There are no signs the telemedicine market will be slowing down anytime soon, especially in light of a report from Grand View Research Inc. forecasting that the market will reach $2.8 billion by 2022.
Rising consumer demand for the tools will play large part in that growth, according to the report's authors. They cite an example from Community Care Plan of Eastern Carolina, where the facility was able to double the number of patients it could see a week thanks to telemedicine.
In fact, one new healthcare facility is entirely built on telemedicine. Mercy Hospital's virtual facility is being called the hospital's "telemedicine mother ship." The Chesterfield, Missouri-based system will house all of Mercy's telehealth programs, which total close to 80.
The Grand View report also found that:
- Software, hardware and services were the main segments of the telehealth market. Software, which owns currently 18 percent of market share, will grow to 20.2 percent by 2022.
- Web-based telemedicine is the most used, at 78 percent, however, cloud-based delivery is growing rapidly because it's easier to use, will allow services over myriad devices and does not use up a lot of system memory.
- Between payers, providers and other end users of the technology, the most growth will be on the provider side as hospitals and health systems grow the use of such tools at their facilities.
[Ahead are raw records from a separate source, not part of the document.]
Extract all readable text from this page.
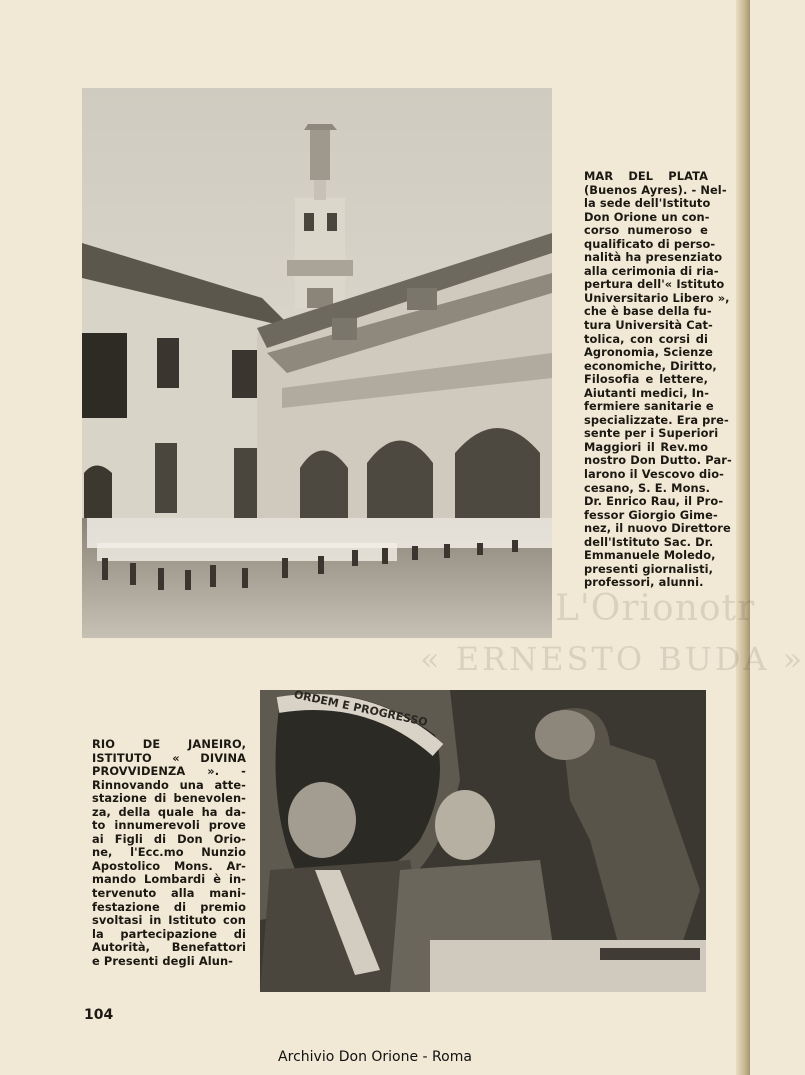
L'Orionotr
« ERNESTO BUDA »
MAR DEL PLATA
(Buenos Ayres). - Nel-
la sede dell'Istituto
Don Orione un con-
corso numeroso e
qualificato di perso-
nalità ha presenziato
alla cerimonia di ria-
pertura dell'« Istituto
Universitario Libero »,
che è base della fu-
tura Università Cat-
tolica, con corsi di
Agronomia, Scienze
economiche, Diritto,
Filosofia e lettere,
Aiutanti medici, In-
fermiere sanitarie e
specializzate. Era pre-
sente per i Superiori
Maggiori il Rev.mo
nostro Don Dutto. Par-
larono il Vescovo dio-
cesano, S. E. Mons.
Dr. Enrico Rau, il Pro-
fessor Giorgio Gime-
nez, il nuovo Direttore
dell'Istituto Sac. Dr.
Emmanuele Moledo,
presenti giornalisti,
professori, alunni.
ORDEM E PROGRESSO
RIO DE JANEIRO,
ISTITUTO « DIVINA
PROVVIDENZA ». -
Rinnovando una atte-
stazione di benevolen-
za, della quale ha da-
to innumerevoli prove
ai Figli di Don Orio-
ne, l'Ecc.mo Nunzio
Apostolico Mons. Ar-
mando Lombardi è in-
tervenuto alla mani-
festazione di premio
svoltasi in Istituto con
la partecipazione di
Autorità, Benefattori
e Presenti degli Alun-
104
Archivio Don Orione - Roma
- The biggest vendors in the industry include Philips Healthcare, McKesson Corp., Intel, IBM, GE Healthcare and Bosch Healthcare.
Using services like telemedicine also show promise to help save costs. An Accenture report says virtual health technology could save the industry $10 billion a year.
The Grand View Research report also notes that telehealth legislation will be another key to the growth of the services. That includes recent pushes by government officials to expand use of telemedicine, such as a bill sponsored by members of the Senate would allow veterans greater access to telehealth services by allowing providers to practice across state lines.
And even schools are jumping onto the telemedicine bandwagon. Many are now partnering with providers to bring the services to nurses' offices with a goal of keeping kids healthy and in class.